Alireza Nader writes: The Iranian regime is hardly cheering Hagel on, despite what some of his critics say. Yes, Hagel sounds cautious about a U.S. bombing campaign against Iran’s nuclear facilities, but such a campaign isn’t what keeps the Iranian supreme leader, Ayatollah Ali Khamenei, up at night. An American strike would spur the Iranian public to rally around the flag and buck up a wobbling, wheezing theocracy — and an Israeli strike would do so in spades.

The Iranian leadership’s real worry is not American planes but Iranian protesters. Their deepest anxieties revolve around a Persian version of Tahrir Square, a replay of the 2009 Green uprising that wasn’t ended by the regime’s violent repression. Strange as it may sound, the Islamic Republic is a lot more frightened of the imprisoned Iranian human rights activist Nasrin Sotoudeh than it is of Israeli Prime Minister Benjamin Netanyahu.

As such, Hagel’s nomination was greeted in Tehran with a shrug, not a sigh of relief. The Islamic Republic hardly thinks that with Hagel nominated, it’s off the nuclear hook. Iran’s leaders see U.S. “hostility” as institutionalized and systematized, not produced by partisan politics or individual appointments. As Hossein Salami, a top-ranking Revolutionary Guards officer, said of Hagel, “We view the United States as a political and ideological system driven by its strategic interests rather than by individual politicians.”

That was true even in the transition from George W. Bush to Barack Obama. The Islamic Republic greeted Obama’s election in 2008 with mixed emotions. On the one hand, the Iranian regime worried that Obama’s barrier-breaking achievement and inspiring life story might appeal to the average Iranian in a way unmatched by any previous U.S. president.

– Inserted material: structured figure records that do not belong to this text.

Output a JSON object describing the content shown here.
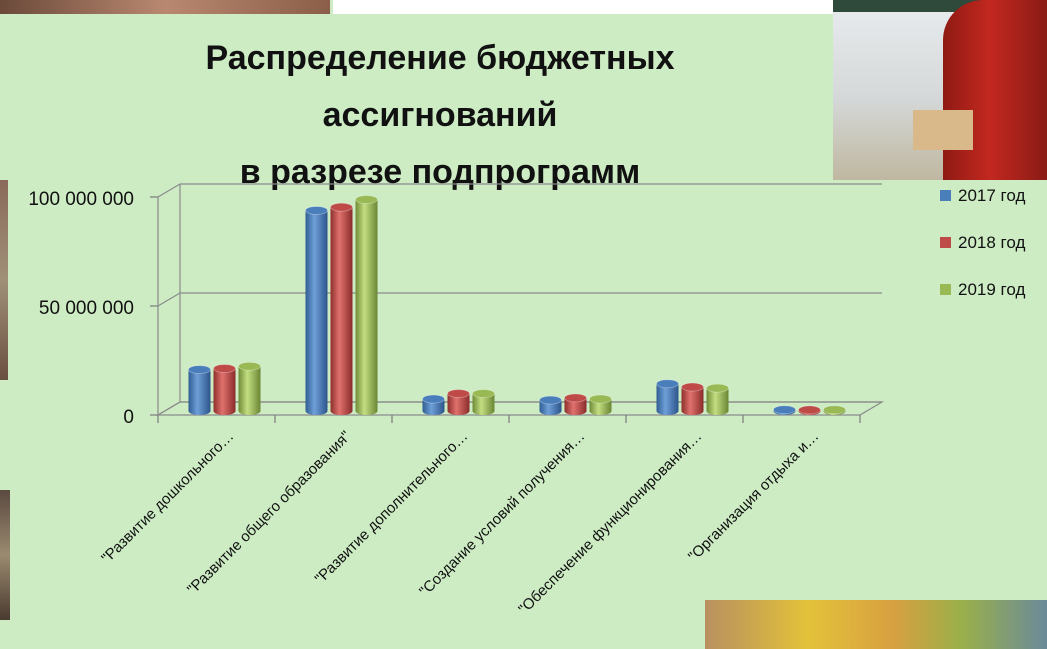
{
  "title_lines": [
    "Распределение бюджетных",
    "ассигнований",
    "в разрезе подпрограмм"
  ],
  "chart_data": {
    "type": "bar",
    "title": "Распределение бюджетных ассигнований в разрезе подпрограмм",
    "categories": [
      "\"Развитие дошкольного…",
      "\"Развитие общего образования\"",
      "\"Развитие дополнительного…",
      "\"Создание условий получения…",
      "\"Обеспечение функционирования…",
      "\"Организация отдыха и…"
    ],
    "series": [
      {
        "name": "2017 год",
        "color": "#4a7ebb",
        "values": [
          19000000,
          92000000,
          5500000,
          5000000,
          12500000,
          600000
        ]
      },
      {
        "name": "2018 год",
        "color": "#be4b48",
        "values": [
          19500000,
          93500000,
          8000000,
          6000000,
          11000000,
          500000
        ]
      },
      {
        "name": "2019 год",
        "color": "#98b954",
        "values": [
          20500000,
          97000000,
          8000000,
          5500000,
          10500000,
          600000
        ]
      }
    ],
    "y_ticks": [
      "0",
      "50 000 000",
      "100 000 000"
    ],
    "ylim": [
      0,
      100000000
    ],
    "grid": true,
    "legend_position": "right"
  }
}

On the other, the Iranian regime continued to believe that its lifelong rivalry with the United States is the result of flatly irreconcilable differences: what it sees as Washington’s unshakable opposition to the Iranian revolution, unqualified and limitless support for Israel, and insistence on competing with Iran for influence over the Middle East.

If Obama’s election didn’t change Tehran’s view of U.S. policy, it’s hard to see how Hagel’s nomination could. After all, America’s war-weariness is no secret, and it’s hardly limited to Vietnam veterans such as Hagel. Iranian decision-makers can read The New York Times and watch CNN like anyone else, and they understand the reluctance, both among America’s people and elites, to go to war against Iran over its nuclear program.